While social was already there due to character restrictions and just how the medium was conceived, email went through a metamorphosis that brought the friendly from, subject line and pre-header text into central focus. Instead of thinking ‘above the fold’ based on preview panes, people had to start thinking in terms of the inbox’s list-view and how to grab the attention of the recipient as rapidly as possible.
The reliable nature of email is one reason why many services employ it as a verification method. It helps prove, at the very least, there is a human at the end of the line, and not a bot. Email addresses are also used to verify and recover accounts and can act as a second form of verification, should a user or service need it. This is a powerful mechanism that most social networks have adopted as they push further into building out transactional and file-sharing services.
By taking note of email’s strengths and weaknesses, some social media services are creating new verification methods. Some deploy verifications for password resets, security verifications or receipts through the app and others use SMS messages to directly contact the user. Regardless, they’re building out transactional communications between a buyer and seller, following many of email’s cues.
In addition, social media sites are learning how to craft small, but impactful communications between a group of trusted friends while facilitating an activity or action. These communications are not just simple interactions like sharing photos, they’re sharing dynamic maps, locations, coordinating bill payments and more. Like email, social networks are evolving to meet the needs of the user wherever and whenever they’re required.
One could argue that Twitter’s move to expand the length of direct messages was in response to the utility that longer form communications like email provide when discussing or documenting complex thoughts that require more than 140 characters.
Going forward together
Peer-to-peer transfers, dynamic feedback and itemized receipts have been email’s bread and butter for years, but the time it takes to open these missives have been slashed. It is only going to get faster and more personal as social networks build out and perfect their transactional efforts. Here, both email and social networks can work together to provide a superior customer experience.
The question that has to be answered is: which channel is best suited for quick communication vs. archival documentation? And, how quickly will brands and marketers adopt alternative mechanisms for closing the loop on transactions based on customer preferences?

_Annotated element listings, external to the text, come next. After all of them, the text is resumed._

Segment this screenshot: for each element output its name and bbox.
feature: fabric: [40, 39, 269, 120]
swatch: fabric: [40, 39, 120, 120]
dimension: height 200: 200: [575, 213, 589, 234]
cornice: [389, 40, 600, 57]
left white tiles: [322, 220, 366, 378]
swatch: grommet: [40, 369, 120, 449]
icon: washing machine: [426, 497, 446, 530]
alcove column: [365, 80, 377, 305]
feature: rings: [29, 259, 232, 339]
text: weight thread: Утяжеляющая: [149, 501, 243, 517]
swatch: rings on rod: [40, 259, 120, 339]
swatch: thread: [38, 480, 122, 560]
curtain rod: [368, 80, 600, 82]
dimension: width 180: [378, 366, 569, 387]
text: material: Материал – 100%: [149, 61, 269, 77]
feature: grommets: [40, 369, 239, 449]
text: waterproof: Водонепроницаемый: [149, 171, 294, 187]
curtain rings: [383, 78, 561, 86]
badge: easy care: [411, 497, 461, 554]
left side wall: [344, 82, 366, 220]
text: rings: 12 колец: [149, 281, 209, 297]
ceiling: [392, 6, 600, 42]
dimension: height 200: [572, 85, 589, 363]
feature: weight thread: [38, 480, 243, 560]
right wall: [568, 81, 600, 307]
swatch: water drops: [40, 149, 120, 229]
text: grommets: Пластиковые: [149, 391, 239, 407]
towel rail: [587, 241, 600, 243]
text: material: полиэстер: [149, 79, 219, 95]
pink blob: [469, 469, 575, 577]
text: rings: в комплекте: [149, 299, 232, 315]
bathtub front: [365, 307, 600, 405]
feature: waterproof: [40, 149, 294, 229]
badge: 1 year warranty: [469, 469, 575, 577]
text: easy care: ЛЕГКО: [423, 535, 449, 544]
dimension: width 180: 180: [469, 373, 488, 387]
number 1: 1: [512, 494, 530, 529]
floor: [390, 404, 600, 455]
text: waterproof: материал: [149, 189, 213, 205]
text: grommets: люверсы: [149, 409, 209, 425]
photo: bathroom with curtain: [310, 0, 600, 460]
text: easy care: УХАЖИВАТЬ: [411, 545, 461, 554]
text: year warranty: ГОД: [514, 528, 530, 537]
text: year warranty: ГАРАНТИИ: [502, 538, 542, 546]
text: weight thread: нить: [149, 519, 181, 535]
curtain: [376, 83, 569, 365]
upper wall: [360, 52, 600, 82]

Already cash registers accept NFC based payment methods in addition to credit cards and cash. They spit out receipts on paper or through email, or generated by a 3rd party payment system like Square.
With the right use of data, personalized marketing campaigns, loyalty programs and group deals can grow in effectiveness across both social and email. For example, maps to destinations can be sent to both an email account and a social networking app. New business-to-consumer communications, like chatbots, will soon play a bigger role in communication as well. They can do so by facilitating a one-on-one conversation between a business and a consumer as a user moves from a messaging application to an email and back — all without losing its place in the conversation and scaling to meet increased messaging volumes.
These are great developments that can help simplify and coordinate digital livelihoods. Valuable feedback can be sent from a consumer to a business at the push of a button. Record-keeping, engagement and customer service has become more automated and personal across channels.
The two means of communication build on each other and improve their respective mediums to reach the ultimate goal: finding, identifying and sending a clear message that everyone wants and relies on.